The Norwegian novelist, playwright, and poet Jon Fosse was in Saudi Arabia recently to discuss the art of writing at the King Abdulaziz Centre for World Culture (Ithra). Winner of the 2023 Nobel Prize in Literature, Fosse has written more than 70 novels, plays, poems, essays, and children’s books, and has been translated into more than 60 languages.
Born in Haugesund, a Norwegian city known for its cultural and musical festivals, Fosse talks to Al Majalla about silence, the formative role of poetry, his complicated relationship with theatre, and the importance of writing in Nynorsk. Below is the conversation.
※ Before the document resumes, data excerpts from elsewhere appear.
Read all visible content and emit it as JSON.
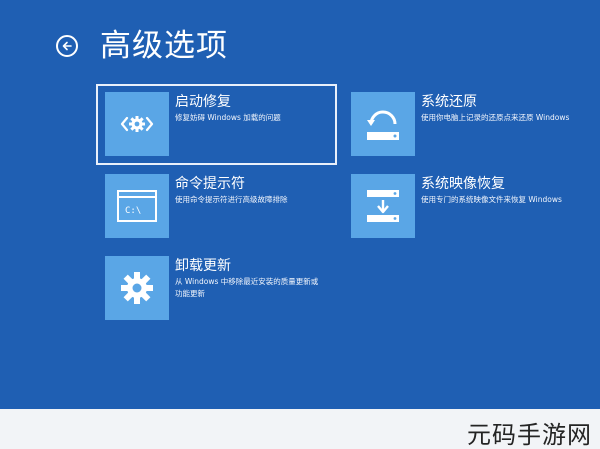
{
  "page": {
    "title": "高级选项"
  },
  "options": [
    {
      "title": "启动修复",
      "desc": "修复妨碍 Windows 加载的问题",
      "icon": "startup-repair-gear-icon"
    },
    {
      "title": "系统还原",
      "desc": "使用你电脑上记录的还原点来还原 Windows",
      "icon": "system-restore-icon"
    },
    {
      "title": "命令提示符",
      "desc": "使用命令提示符进行高级故障排除",
      "icon": "command-prompt-icon",
      "icon_text": "C:\\"
    },
    {
      "title": "系统映像恢复",
      "desc": "使用专门的系统映像文件来恢复 Windows",
      "icon": "system-image-recovery-icon"
    },
    {
      "title": "卸载更新",
      "desc": "从 Windows 中移除最近安装的质量更新或功能更新",
      "icon": "gear-icon"
    }
  ],
  "watermark": "元码手游网",
  "colors": {
    "background": "#1f5fb3",
    "tile": "#5aa6e6",
    "text": "#ffffff",
    "selection_outline": "#e9f0fb"
  }
}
Your play I Am the Wind suggests that silence has been a companion for decades. What, if anything, has it given you in return?
I began writing short poems and stories very early, around age 12. Poetry, or what one might call poetry, is the foundation of everything I write. I wrote my first novel, Red, Black, at 23, and published novels and poetry collections during the 1980s.
Later, I was asked to write a play. I had no intention of doing so, nor did I want to. But I was trying to survive as a freelance writer, and it was difficult; I needed money. So I sat down and wrote my first play, Someone Is Going to Come. It was an extraordinary experience, because I could write a word and then add “a short silence,” “a long silence,” and so on. Suddenly, I was able to create silence directly on the page.
Even after I had matured as a writer, I was still trying to reach silence, to make it speak. There is written language, but there is another language that exists above and below it: a silent language. It is this silent language that tells the truth. In the theatre, it was easier to achieve this, even though I was not particularly interested in it. I believe I also succeeded in doing so in the novel. My German translator often tells me that repetition in my novels takes the place of pauses in my plays, and I think he is right. In prose, pauses are created through repetition and subtle variation.

You published your first short story in a student newspaper. Did that experience influence your later literary career?
Yes. I loved writing, but it never occurred to me that I could become a literary writer. I thought I would work as a journalist for a regional newspaper. Then, at 20, while studying literature at the University of Bergen, I won a competition that encouraged me to write a novel. That award was a major boost. I sent the novel to a publishing house, and to my great surprise, they agreed to publish it. That came as a shock to me.
How do you view theatre?
When I wrote my first play, I almost hated theatre. Yet it turned out I could write plays. That’s how I became a playwright, without ever really becoming a ‘theatre person’. Although my plays have been produced extensively, with more than 1,000 productions worldwide, I always kept a certain distance from life on the stage. Things changed when I entered the world of theatre and got to know actors and directors. I felt I belonged to it in a way. I came to understand the value of what I call the ‘theatrical moment’: an intense, silent moment in which everyone senses the same meaning without a word being spoken. In Hungary, they call this ‘the passage of an angel on the stage’—a magical moment. For me, this is the essence of theatre.

From Red, Black to Septology, which explores identity, life, art, and silence, did the novel answer the questions that age raised for you?
No. I feel that I am simply... myself. When I write, I try to escape from myself, to move away from who I am and enter another world—the world of the text. Every work of fiction has its own form of being. I listen to what I have written, and also to something that has not been written. At a certain point, I feel the text already exists—outside of me, not inside—and I hurry to write it down before it disappears. It is a strange experience. Writing is not an expression of me; it is something else entirely.
Sometimes I compare myself to a painter or a musician. A painting ‘says’ something silently, yet even the painter does not know what exactly. One of my favourite painters is Mark Rothko. His paintings are silent, but they speak to me endlessly. I hope that my literature reaches others in the same way.